Include skill_name in PreToolUse/PostToolUse hook payloads

Resolved 💬 2 comments Opened Feb 3, 2026 by tmancino Closed Mar 3, 2026

Feature Request

Add a skill_name field to the JSON payload that Claude Code sends to PreToolUse and PostToolUse hooks.

Current Behavior

Hook input only contains the underlying tool name:

{
  "tool_name": "Bash",
  "tool_input": { "command": "git commit -m 'fix'" },
  "session_id": "abc123",
  "cwd": "/home/user/project",
  "hook_event_name": "PreToolUse"
}

When a skill like "commit" invokes the Bash tool, the hook sees tool_name: "Bash" — identical to a direct Bash call. There is no way to determine which skill (if any) triggered the tool invocation.

Proposed Change

Include the skill name when a tool call originates from a skill:

{
  "tool_name": "Bash",
  "tool_input": { "command": "git commit -m 'fix'" },
  "skill_name": "commit",
  "session_id": "abc123",
  "cwd": "/home/user/project",
  "hook_event_name": "PreToolUse"
}

When no skill is active, skill_name would be null or absent.

Why This Matters for Security

Security hooks need to distinguish who is driving a tool call, not just which tool is being called. Without skill context:

  1. Per-skill security tiers are impossible to enforce.
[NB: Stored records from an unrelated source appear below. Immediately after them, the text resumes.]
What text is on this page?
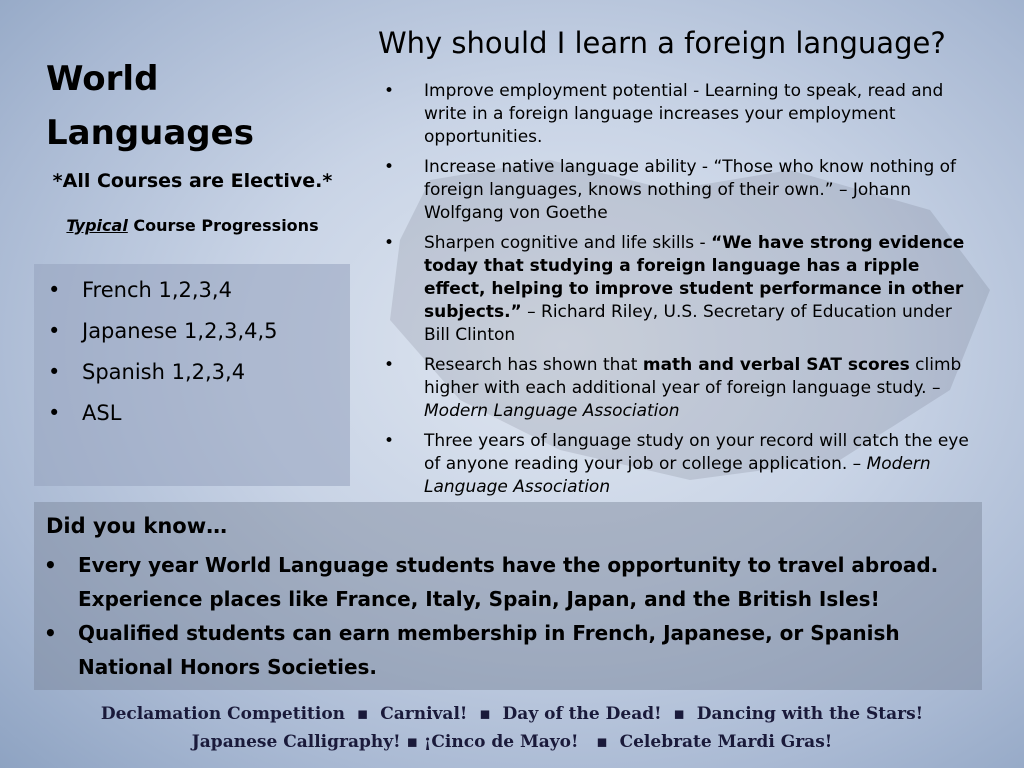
World
Languages
*All Courses are Elective.*
Typical Course Progressions
•	French 1,2,3,4
•	Japanese 1,2,3,4,5
•	Spanish 1,2,3,4
•	ASL
Why should I learn a foreign language?
•	Improve employment potential - Learning to speak, read and write in a foreign language increases your employment opportunities.
•	Increase native language ability - “Those who know nothing of foreign languages, knows nothing of their own.” – Johann Wolfgang von Goethe
•	Sharpen cognitive and life skills - “We have strong evidence today that studying a foreign language has a ripple effect, helping to improve student performance in other subjects.” – Richard Riley, U.S. Secretary of Education under Bill Clinton
•	Research has shown that math and verbal SAT scores climb higher with each additional year of foreign language study. – Modern Language Association
•	Three years of language study on your record will catch the eye of anyone reading your job or college application. – Modern Language Association
Did you know…
•	Every year World Language students have the opportunity to travel abroad. Experience places like France, Italy, Spain, Japan, and the British Isles!
•	Qualified students can earn membership in French, Japanese, or Spanish National Honors Societies.
Declamation Competition  ▪  Carnival!  ▪  Day of the Dead!  ▪  Dancing with the Stars!
Japanese Calligraphy! ▪ ¡Cinco de Mayo!   ▪  Celebrate Mardi Gras!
A deploy skill running Bash should be treated as dangerous. A commit skill running Bash should be treated as default. Today both look identical to the hook — they're just "Bash."
  1. Security memory can't scope decisions to skills. If a user approves a pattern triggered by the "commit" skill, that approval shouldn't silently carry over to the "deploy" skill invoking the same tool. Without skill_name, memory systems can only key on tool_name, creating overly broad learned exceptions.
  1. Audit trails lack attribution. Security logs can record that Bash was invoked, but not that it was the "deploy" skill that initiated it. Incident investigation requires knowing the full call chain.
  1. Third-party skills from untrusted sources are a growing attack surface. Skills can be installed from repositories and may contain prompt injection. Security tools need to apply stricter policies to untrusted skills vs. built-in ones, but can't distinguish them without this field.

Implementation Notes

  • The field only needs to be present in PreToolUse and PostToolUse events
  • null or absent when no skill is active (backward compatible)
  • Minimal payload size increase (one string field)
  • Enables downstream security tooling without requiring any other protocol changes

Context

We build Tweek, an open-source security layer for AI coding assistants. We've built the infrastructure for skill-aware security tiers, skill-scoped memory, and skill-level audit logging — but none of it can activate because the hook protocol doesn't include skill context. This single field addition would unlock the entire capability.